Supported Stripe objects include:

Unified ObjectStripe Resource
paymentPaymentIntent / Charge
payoutPayout
refundRefund
subscriptionSubscription
accounting_contactCustomer
accounting_invoiceInvoice
commerce_itemProduct
commerce_itemvariantPrice

Unified Stripe object coverage

Payment

Methods

list
get
update
remove

List parameters

limit
offset
contact_id
updated_gte

Readable fields

id
contact_id
currency
payment_method
reference
total_amount
invoice_id
created_at
updated_at

Webhooks

Virtual
Native

Payout

Methods

list
get

Readable fields

id
status
currency
total_amount
created_at
updated_at

Webhooks

Virtual
Native

Refund

Methods

list
get

Readable fields

id
payment_id
currency
status
total_amount
created_at
updated_at

Webhooks

Virtual
Native

Subscription

Methods

list
get

Readable fields

id
status
interval
interval_unit
invoice_id
currency
current_period_start_at
current_period_end_at

Webhooks

Virtual
Native

Unified API examples

List customers:

GET /ticketing/{connection_id}/customer

Create customer:

POST /ticketing/{connection_id}/customer

List payments:

GET /payment/{connection_id}/payment

Create payment:

POST /payment/{connection_id}/payment

List invoices:

GET /accounting/{connection_id}/invoice

Create invoice:

POST /accounting/{connection_id}/invoice

Unified webhooks

Unified supports two webhook types.

Native webhooks

Forward events directly from Stripe.

Examples:

payment_intent.succeeded
invoice.paid
charge.refunded
customer.subscription.updated

Virtual webhooks

When providers lack native webhook support, Unified polls for changes and emits events.

Webhook payload includes:

data
webhook metadata
nonce
sig256
type

Possible types:

INITIAL-PARTIAL
INITIAL-COMPLETE
VIRTUAL
NATIVE

Unified passthrough

When Stripe features are not normalized, use passthrough.

Supported methods:

GET
POST
PUT
DELETE

Passthrough forwards the request to the Stripe API using the existing connection authentication.

Use cases:

  • creating refunds with custom options
  • managing Stripe products or prices
  • calling beta Stripe APIs

Direct vs Unified: when to choose each

Build directly with Stripe if

  • Stripe is a core product feature
  • you need full control over PaymentIntent flows
  • you rely heavily on Stripe Connect
  • you need advanced billing features

Use Unified if

  • Stripe is one of several payment providers
  • you want normalized billing objects
  • you want webhook handling abstracted
  • you want to reduce integration maintenance

Final thoughts

Stripe is one of the most powerful payment APIs available.
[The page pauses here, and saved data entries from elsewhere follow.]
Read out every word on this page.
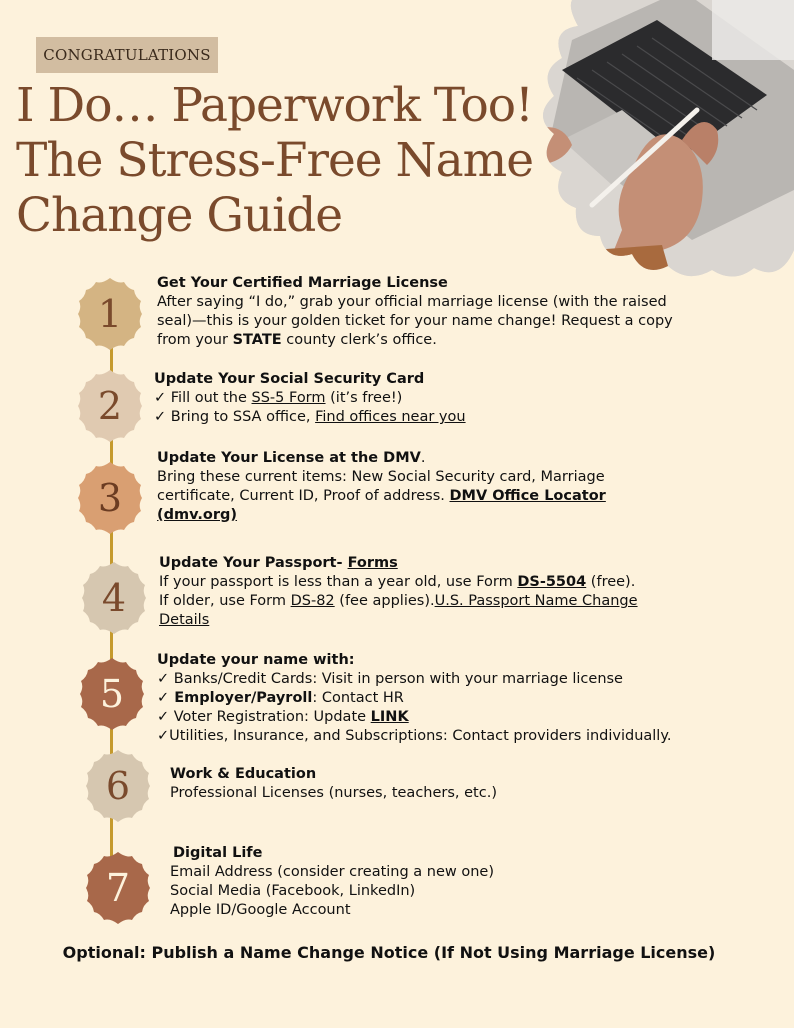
CONGRATULATIONS
I Do… Paperwork Too!
The Stress-Free Name
Change Guide
1
2
3
4
5
6
7
Get Your Certified Marriage License
After saying “I do,” grab your official marriage license (with the raised
seal)—this is your golden ticket for your name change! Request a copy
from your STATE county clerk’s office.
Update Your Social Security Card
✓ Fill out the SS-5 Form (it’s free!)
✓ Bring to SSA office, Find offices near you
Update Your License at the DMV.
Bring these current items: New Social Security card, Marriage
certificate, Current ID, Proof of address. DMV Office Locator
(dmv.org)
Update Your Passport- Forms
If your passport is less than a year old, use Form DS-5504 (free).
If older, use Form DS-82 (fee applies).U.S. Passport Name Change
Details
Update your name with:
✓ Banks/Credit Cards: Visit in person with your marriage license
✓ Employer/Payroll: Contact HR
✓ Voter Registration: Update LINK
✓Utilities, Insurance, and Subscriptions: Contact providers individually.
Work & Education
Professional Licenses (nurses, teachers, etc.)
Digital Life
Email Address (consider creating a new one)
Social Media (Facebook, LinkedIn)
Apple ID/Google Account
Optional: Publish a Name Change Notice (If Not Using Marriage License)
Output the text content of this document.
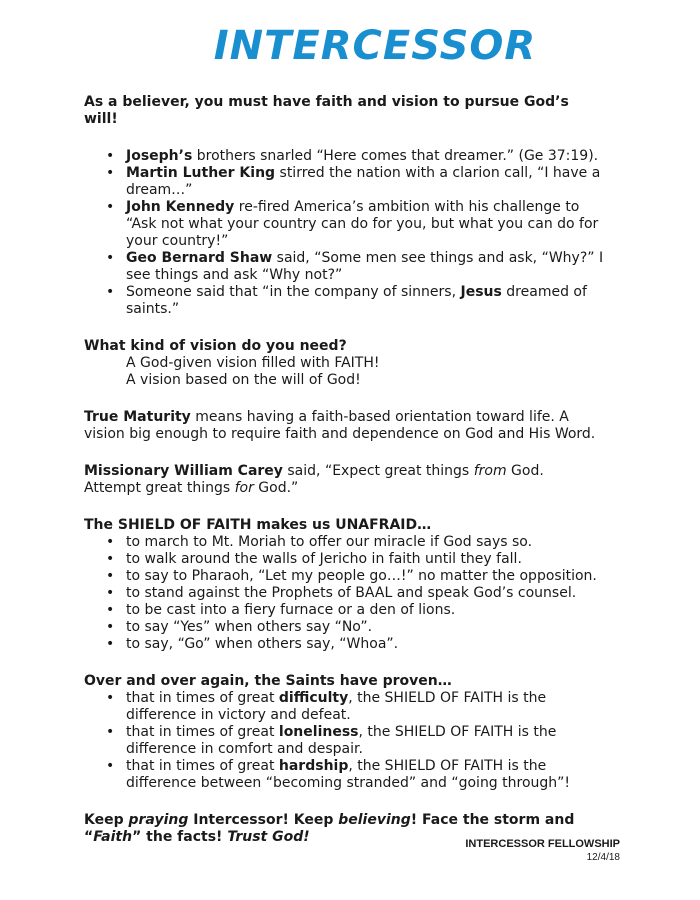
INTERCESSOR

As a believer, you must have faith and vision to pursue God’s will!

• Joseph’s brothers snarled “Here comes that dreamer.” (Ge 37:19).
• Martin Luther King stirred the nation with a clarion call, “I have a dream…”
• John Kennedy re-fired America’s ambition with his challenge to “Ask not what your country can do for you, but what you can do for your country!”
• Geo Bernard Shaw said, “Some men see things and ask, “Why?” I see things and ask “Why not?”
• Someone said that “in the company of sinners, Jesus dreamed of saints.”

What kind of vision do you need?

A God-given vision filled with FAITH!

A vision based on the will of God!

True Maturity means having a faith-based orientation toward life. A vision big enough to require faith and dependence on God and His Word.

Missionary William Carey said, “Expect great things from God. Attempt great things for God.”

The SHIELD OF FAITH makes us UNAFRAID…

• to march to Mt. Moriah to offer our miracle if God says so.
• to walk around the walls of Jericho in faith until they fall.
• to say to Pharaoh, “Let my people go…!” no matter the opposition.
• to stand against the Prophets of BAAL and speak God’s counsel.
• to be cast into a fiery furnace or a den of lions.
• to say “Yes” when others say “No”.
• to say, “Go” when others say, “Whoa”.

Over and over again, the Saints have proven…

• that in times of great difficulty, the SHIELD OF FAITH is the difference in victory and defeat.
• that in times of great loneliness, the SHIELD OF FAITH is the difference in comfort and despair.
• that in times of great hardship, the SHIELD OF FAITH is the difference between “becoming stranded” and “going through”!

Keep praying Intercessor! Keep believing! Face the storm and “Faith” the facts! Trust God!	INTERCESSOR FELLOWSHIP
12/4/18
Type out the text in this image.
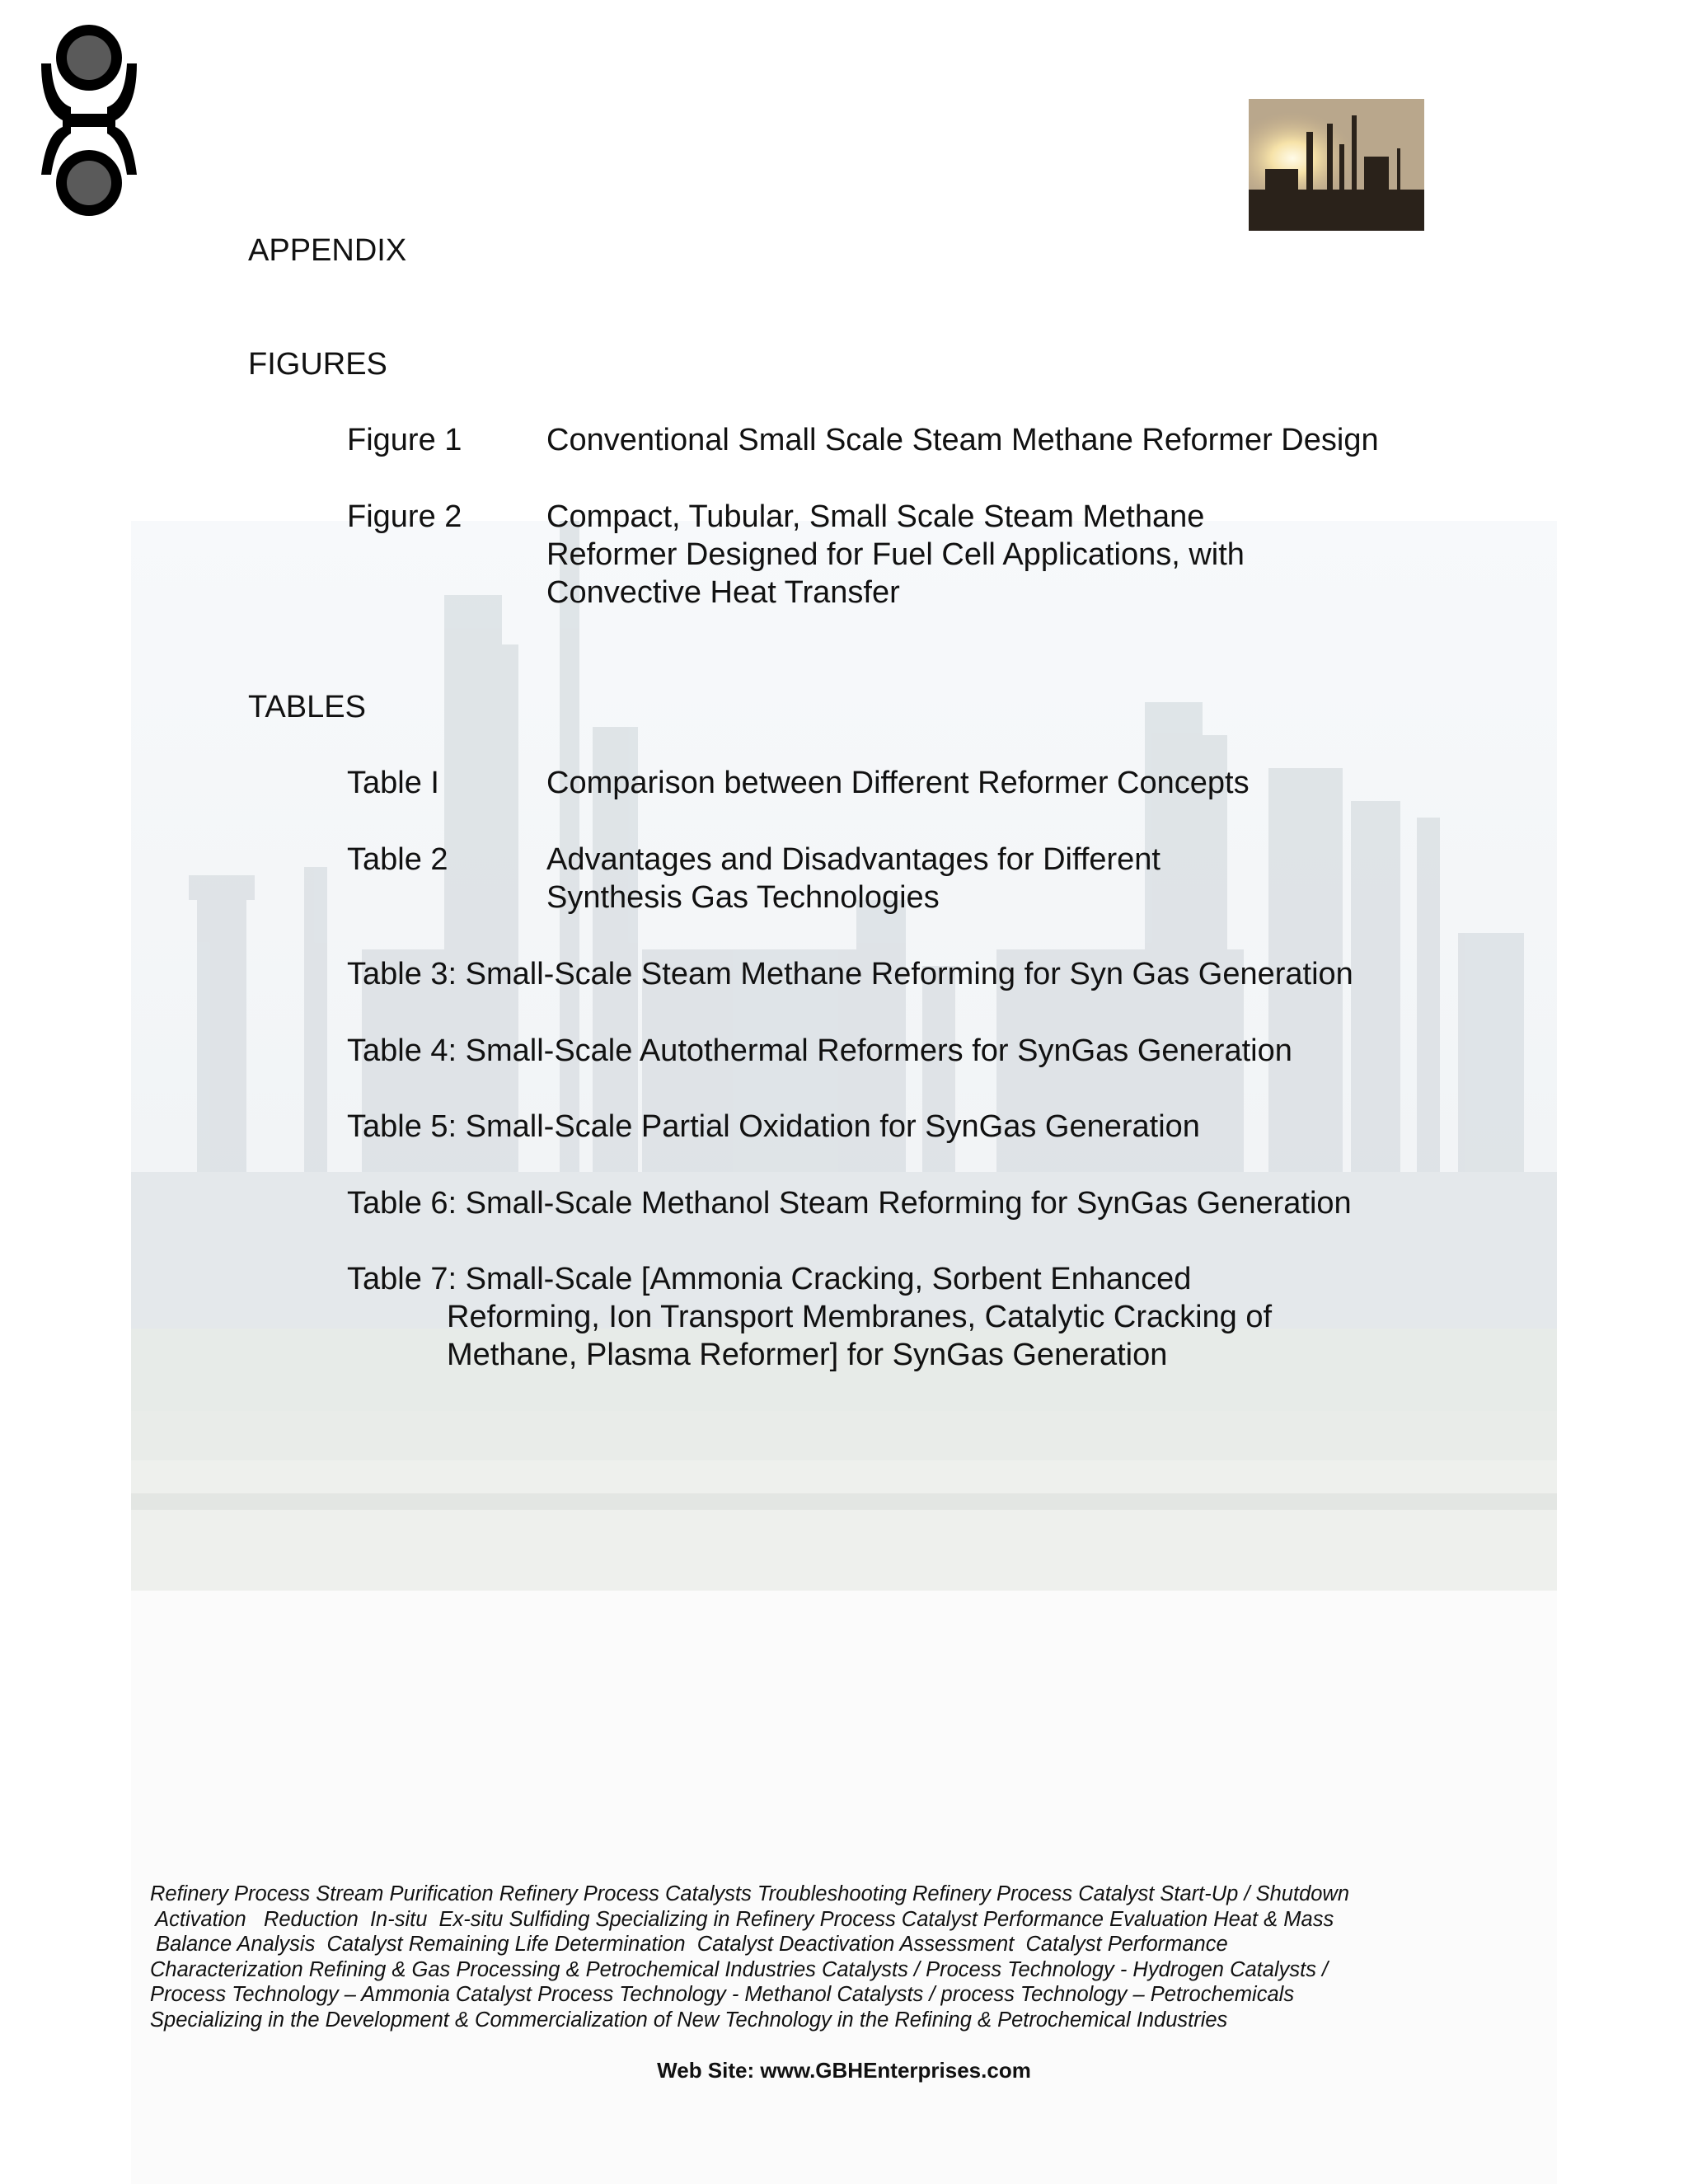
APPENDIX
FIGURES
Figure 1	Conventional Small Scale Steam Methane Reformer Design
Figure 2	Compact, Tubular, Small Scale Steam Methane
Reformer Designed for Fuel Cell Applications, with
Convective Heat Transfer
TABLES
Table I	Comparison between Different Reformer Concepts
Table 2	Advantages and Disadvantages for Different
Synthesis Gas Technologies
Table 3: Small-Scale Steam Methane Reforming for Syn Gas Generation
Table 4: Small-Scale Autothermal Reformers for SynGas Generation
Table 5: Small-Scale Partial Oxidation for SynGas Generation
Table 6: Small-Scale Methanol Steam Reforming for SynGas Generation
Table 7: Small-Scale [Ammonia Cracking, Sorbent Enhanced
Reforming, Ion Transport Membranes, Catalytic Cracking of
Methane, Plasma Reformer] for SynGas Generation
Refinery Process Stream Purification Refinery Process Catalysts Troubleshooting Refinery Process Catalyst Start-Up / Shutdown
Activation   Reduction  In-situ  Ex-situ Sulfiding Specializing in Refinery Process Catalyst Performance Evaluation Heat & Mass
Balance Analysis  Catalyst Remaining Life Determination  Catalyst Deactivation Assessment  Catalyst Performance
Characterization Refining & Gas Processing & Petrochemical Industries Catalysts / Process Technology - Hydrogen Catalysts /
Process Technology – Ammonia Catalyst Process Technology - Methanol Catalysts / process Technology – Petrochemicals
Specializing in the Development & Commercialization of New Technology in the Refining & Petrochemical Industries
Web Site: www.GBHEnterprises.com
But a production integration involves much more than sending a payment request.

The real complexity appears in:

  • idempotent request handling
  • webhook reliability
  • subscription lifecycle management
  • multi-account routing
  • API versioning
  • large-scale billing operations

Design your Stripe integration around PaymentIntents, webhooks, and idempotency from day one.

If Stripe is one of many billing integrations your product must support, a normalized integration layer can significantly reduce engineering overhead.